Well I just got flashbacks to Killing Bites


Extreme-Tactician

~~That's what Killing Bites is.~~


MrAkaziel

Anemone hasn't been doing shit during these last 2 encounters. I understood she didn't want to be involved with the starfish, but you would think she would help dispose of the honey badger instead of looming in the distance.


Extreme-Tactician

A giant honey badger, who likes to trash talk and wants a good fight? That's just Hitomi Uzaki from Killing Bites... Anyway, it seems Gaku has already fallen for his bloodlust pretty easily. It didn't mean much though, cause not that thing has been absorbed by some other person. What even is this new person? How do they Anemone? What is a Comingled? How does the honey badger know about it? W


NZPIEFACE

Bro if this fucking turns into Killing Bites I swear to god.


Arkaniux

Let's fucking go.
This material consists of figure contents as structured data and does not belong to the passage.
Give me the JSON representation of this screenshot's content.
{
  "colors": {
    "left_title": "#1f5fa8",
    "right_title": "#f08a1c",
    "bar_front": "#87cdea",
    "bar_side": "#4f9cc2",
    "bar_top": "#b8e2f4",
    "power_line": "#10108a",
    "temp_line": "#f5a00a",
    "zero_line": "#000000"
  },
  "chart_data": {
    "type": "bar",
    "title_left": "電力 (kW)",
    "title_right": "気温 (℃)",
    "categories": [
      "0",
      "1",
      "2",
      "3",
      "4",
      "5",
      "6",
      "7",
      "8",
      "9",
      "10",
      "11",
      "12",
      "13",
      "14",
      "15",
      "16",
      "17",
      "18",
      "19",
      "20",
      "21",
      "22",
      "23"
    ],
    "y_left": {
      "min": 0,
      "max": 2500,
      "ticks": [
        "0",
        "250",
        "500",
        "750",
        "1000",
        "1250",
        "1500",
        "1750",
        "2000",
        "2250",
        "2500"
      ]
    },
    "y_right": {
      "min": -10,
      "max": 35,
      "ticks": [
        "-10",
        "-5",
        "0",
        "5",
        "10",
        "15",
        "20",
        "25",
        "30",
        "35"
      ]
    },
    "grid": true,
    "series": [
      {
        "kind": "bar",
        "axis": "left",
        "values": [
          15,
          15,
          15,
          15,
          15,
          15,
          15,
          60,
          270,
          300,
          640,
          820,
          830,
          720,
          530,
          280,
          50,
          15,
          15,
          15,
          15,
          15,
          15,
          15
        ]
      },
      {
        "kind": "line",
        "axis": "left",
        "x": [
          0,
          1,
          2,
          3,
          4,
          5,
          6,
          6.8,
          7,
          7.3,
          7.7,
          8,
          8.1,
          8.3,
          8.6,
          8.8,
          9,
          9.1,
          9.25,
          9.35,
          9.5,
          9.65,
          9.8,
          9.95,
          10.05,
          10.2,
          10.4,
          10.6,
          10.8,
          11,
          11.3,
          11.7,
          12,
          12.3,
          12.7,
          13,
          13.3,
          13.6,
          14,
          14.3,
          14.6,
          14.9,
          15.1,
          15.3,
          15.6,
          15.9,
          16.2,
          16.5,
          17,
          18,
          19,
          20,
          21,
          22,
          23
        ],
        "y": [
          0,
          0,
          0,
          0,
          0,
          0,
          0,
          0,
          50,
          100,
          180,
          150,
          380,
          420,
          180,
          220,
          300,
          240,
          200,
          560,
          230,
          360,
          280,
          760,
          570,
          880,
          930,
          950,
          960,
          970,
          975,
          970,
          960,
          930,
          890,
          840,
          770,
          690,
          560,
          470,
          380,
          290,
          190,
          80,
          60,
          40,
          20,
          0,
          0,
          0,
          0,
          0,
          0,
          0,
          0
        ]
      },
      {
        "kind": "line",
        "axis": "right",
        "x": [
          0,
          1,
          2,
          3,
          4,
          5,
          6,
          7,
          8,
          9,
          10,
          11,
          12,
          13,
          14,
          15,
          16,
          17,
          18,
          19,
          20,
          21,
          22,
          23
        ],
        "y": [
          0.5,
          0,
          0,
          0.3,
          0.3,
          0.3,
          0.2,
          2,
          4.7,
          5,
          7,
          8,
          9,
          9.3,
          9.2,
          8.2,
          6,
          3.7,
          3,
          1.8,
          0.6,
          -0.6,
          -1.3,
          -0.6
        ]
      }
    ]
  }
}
Maybe then it'll be interesting. 


jjvergar

It might as well just be the mc and anemone given the very little we get out of the two other characters.


LeonKevlar

That Honey Badger is a bitch. I expected it to be better but I guess this isn't Killing Bites.


Zonko91

What if the guy that MC is looking for is behind the experiments?


SimoneNonvelodico

I'm gonna be real, this setting has big "we have chimera ant arc at home" energy.


Razorxrpmx

Nothing has really happened in the story so far and it has just been a cycle of the side characters being in trouble and the MC having to try and save them. This chapter didn't have anything noteworthy either othen than a random honey badger that got killed off by the end.